Now that we’ve added the CA certificate to the Trusted Certificate Store, we can issue a Certificate Signing Request (CSR) and use it to create a certificate we can bind to ISE.

Navigate to Administration>System>Certificates>Certificate Management>Certificate Signing Requests and click on the Generate Certificate Signing Requests (CSR) button.

We can choose what this certificate will be used for. We can choose Multi-Use from the dropdown.

Check the box next to your ISE node.

Fill out the subject information based on what makes sense to you or your organization.

In the Subject Alternative Name (SAN) fields, put the DNS name and IP address of the ISE node on which this certificate will be installed.

Click on Generate and then click Export when the pop-up comes up.

This will download the CSR request you just created.

Open the CSR you downloaded in Notepad and reopen your Microsoft Active Directory Certificate Services Web Enrollment page.

Click on the Request a certificate link.

On the next page, click on the advanced certificate request link.

At this point, you will be on the Certificate Request page, where you will use your CSR to generate a certificate.

Copy and paste the body of the CSR from your Notepad into the Base-64-encoded certificate request field.

From the Certificate Template drop-down, choose the Web Server template.

Click Submit.

Select the Base 64 encoded option.

Click the Download certificate link.

This will download the certificate signed by the CA that was generated from the CSR.

Back in ISE, navigate to Administration>System>Certificates>Certificate Management>Certificate Signing Request.

Check the box next to the CSR you previously created.

Click on the Bind Certificate link.

Choose the certificate you just downloaded and give it a friendly name.

You can check the boxes below to select what the certificate will be used for by ISE.

Note: You can choose the Portal as well, but this is for Guest/Sponsor/Hotspot/etc portals, so I would recommend using a publicly-signed certificate for that. The reason is that if you have a user or guest coming into your network and your ISE portal is using a privately signed certificate for the Guest Portal, they will get certificate errors or potentially have their browser block them from accessing it.

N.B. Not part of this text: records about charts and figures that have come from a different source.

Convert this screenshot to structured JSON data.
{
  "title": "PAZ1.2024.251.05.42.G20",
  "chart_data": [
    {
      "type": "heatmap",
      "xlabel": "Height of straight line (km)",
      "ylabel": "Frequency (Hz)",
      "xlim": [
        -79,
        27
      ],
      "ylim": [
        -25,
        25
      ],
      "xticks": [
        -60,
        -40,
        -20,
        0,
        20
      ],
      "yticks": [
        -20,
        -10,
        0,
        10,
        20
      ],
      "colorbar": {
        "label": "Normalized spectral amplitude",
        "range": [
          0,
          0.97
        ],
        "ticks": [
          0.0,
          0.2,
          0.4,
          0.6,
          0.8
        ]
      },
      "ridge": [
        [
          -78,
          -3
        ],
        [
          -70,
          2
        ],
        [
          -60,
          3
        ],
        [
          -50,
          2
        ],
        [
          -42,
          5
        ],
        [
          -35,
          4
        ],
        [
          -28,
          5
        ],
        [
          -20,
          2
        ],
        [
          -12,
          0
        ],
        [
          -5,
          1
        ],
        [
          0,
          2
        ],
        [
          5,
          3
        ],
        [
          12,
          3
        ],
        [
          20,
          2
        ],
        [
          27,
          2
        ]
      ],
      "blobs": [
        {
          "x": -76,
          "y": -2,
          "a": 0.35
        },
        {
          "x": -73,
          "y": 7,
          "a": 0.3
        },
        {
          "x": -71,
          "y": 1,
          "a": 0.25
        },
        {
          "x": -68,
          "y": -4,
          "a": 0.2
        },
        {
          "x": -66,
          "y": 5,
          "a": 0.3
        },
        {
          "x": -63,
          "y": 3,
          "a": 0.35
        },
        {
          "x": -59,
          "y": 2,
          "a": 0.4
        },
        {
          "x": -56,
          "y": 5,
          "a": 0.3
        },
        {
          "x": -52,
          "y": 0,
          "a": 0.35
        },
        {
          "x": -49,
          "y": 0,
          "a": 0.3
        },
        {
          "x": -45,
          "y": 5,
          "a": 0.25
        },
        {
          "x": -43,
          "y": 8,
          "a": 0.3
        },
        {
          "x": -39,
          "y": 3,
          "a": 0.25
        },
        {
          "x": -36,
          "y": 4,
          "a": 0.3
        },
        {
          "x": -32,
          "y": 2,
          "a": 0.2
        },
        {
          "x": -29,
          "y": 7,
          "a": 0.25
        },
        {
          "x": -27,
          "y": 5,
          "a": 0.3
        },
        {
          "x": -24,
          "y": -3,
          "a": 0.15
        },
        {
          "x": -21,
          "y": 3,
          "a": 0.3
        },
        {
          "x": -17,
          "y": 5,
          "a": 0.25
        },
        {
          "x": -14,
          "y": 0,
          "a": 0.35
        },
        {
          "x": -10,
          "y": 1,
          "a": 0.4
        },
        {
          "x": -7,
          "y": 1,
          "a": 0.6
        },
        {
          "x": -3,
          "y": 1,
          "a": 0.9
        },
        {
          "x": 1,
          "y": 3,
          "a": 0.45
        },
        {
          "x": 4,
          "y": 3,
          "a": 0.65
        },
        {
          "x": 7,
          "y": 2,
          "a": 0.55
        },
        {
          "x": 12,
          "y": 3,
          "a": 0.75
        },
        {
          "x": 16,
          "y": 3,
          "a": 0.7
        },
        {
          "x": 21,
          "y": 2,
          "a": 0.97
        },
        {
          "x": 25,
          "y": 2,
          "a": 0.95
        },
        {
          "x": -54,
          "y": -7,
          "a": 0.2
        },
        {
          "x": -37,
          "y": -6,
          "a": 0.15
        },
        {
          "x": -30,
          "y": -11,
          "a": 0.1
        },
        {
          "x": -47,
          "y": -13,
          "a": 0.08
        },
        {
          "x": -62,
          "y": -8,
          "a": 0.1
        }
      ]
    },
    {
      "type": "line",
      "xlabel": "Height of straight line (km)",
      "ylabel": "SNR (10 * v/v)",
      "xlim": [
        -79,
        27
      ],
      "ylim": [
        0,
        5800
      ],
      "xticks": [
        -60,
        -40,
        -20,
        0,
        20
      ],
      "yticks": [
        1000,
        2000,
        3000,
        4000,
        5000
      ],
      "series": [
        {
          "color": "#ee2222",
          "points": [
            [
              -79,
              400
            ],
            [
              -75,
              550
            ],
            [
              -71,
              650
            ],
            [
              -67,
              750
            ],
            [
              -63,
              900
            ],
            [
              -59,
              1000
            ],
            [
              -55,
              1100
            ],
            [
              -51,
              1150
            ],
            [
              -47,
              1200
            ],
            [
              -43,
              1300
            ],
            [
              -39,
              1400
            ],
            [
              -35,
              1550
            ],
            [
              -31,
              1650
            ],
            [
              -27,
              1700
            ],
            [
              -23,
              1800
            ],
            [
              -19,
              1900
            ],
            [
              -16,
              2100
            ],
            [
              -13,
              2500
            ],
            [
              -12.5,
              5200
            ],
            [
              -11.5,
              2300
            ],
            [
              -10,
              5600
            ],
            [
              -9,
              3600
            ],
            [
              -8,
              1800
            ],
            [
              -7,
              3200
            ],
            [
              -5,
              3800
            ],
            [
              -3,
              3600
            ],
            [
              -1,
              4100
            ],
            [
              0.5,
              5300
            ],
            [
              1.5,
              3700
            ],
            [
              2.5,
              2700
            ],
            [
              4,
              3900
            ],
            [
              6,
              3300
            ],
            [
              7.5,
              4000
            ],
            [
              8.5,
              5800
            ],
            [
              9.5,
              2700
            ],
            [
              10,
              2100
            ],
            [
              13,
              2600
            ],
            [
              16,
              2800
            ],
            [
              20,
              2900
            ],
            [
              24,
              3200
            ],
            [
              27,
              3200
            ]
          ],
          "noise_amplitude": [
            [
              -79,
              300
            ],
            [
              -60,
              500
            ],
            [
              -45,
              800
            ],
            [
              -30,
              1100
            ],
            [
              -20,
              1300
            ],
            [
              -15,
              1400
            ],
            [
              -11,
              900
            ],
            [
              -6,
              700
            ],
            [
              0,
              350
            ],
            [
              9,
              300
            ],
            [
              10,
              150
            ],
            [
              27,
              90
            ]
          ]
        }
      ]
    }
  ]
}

To avoid all that, use a publicly-signed certificate for Portal use to ensure a better user experience.

Click Submit.

Adding a pxGrid Certificate

In ISE, navigate to Administration>System>Certificates>Certificate Management>Certificate Signing Requests and create another CSR.

This time, specify that it will be used for pxGrid under the Certificate(s) that will be used for the field.

After it is generated, export and download it.

Open the CSR in Notepad.

Open the Active Directory Certificate Service Web Enrollment page in your browser.

Request a certificate and go to advanced certificate request again.

Copy the CSR into the Base-64-encoded certificate request field

Select the ISE-Pxgrid certificate template that you would have created in this post.

Click Submit.

Select the Base 64 encoded option.

Click the Download certificate link.

This will download the certificate signed by the CA that was generated from the CSR.

In ISE, navigate to Administration>System>Certificates>Certificate Management>Certificate Signing Requests page and bind this newly downloaded certificate to ISE.

Click Submit when done.

Congratulations! You have now installed a EAP and a pxGrid certificate to your ISE deployment.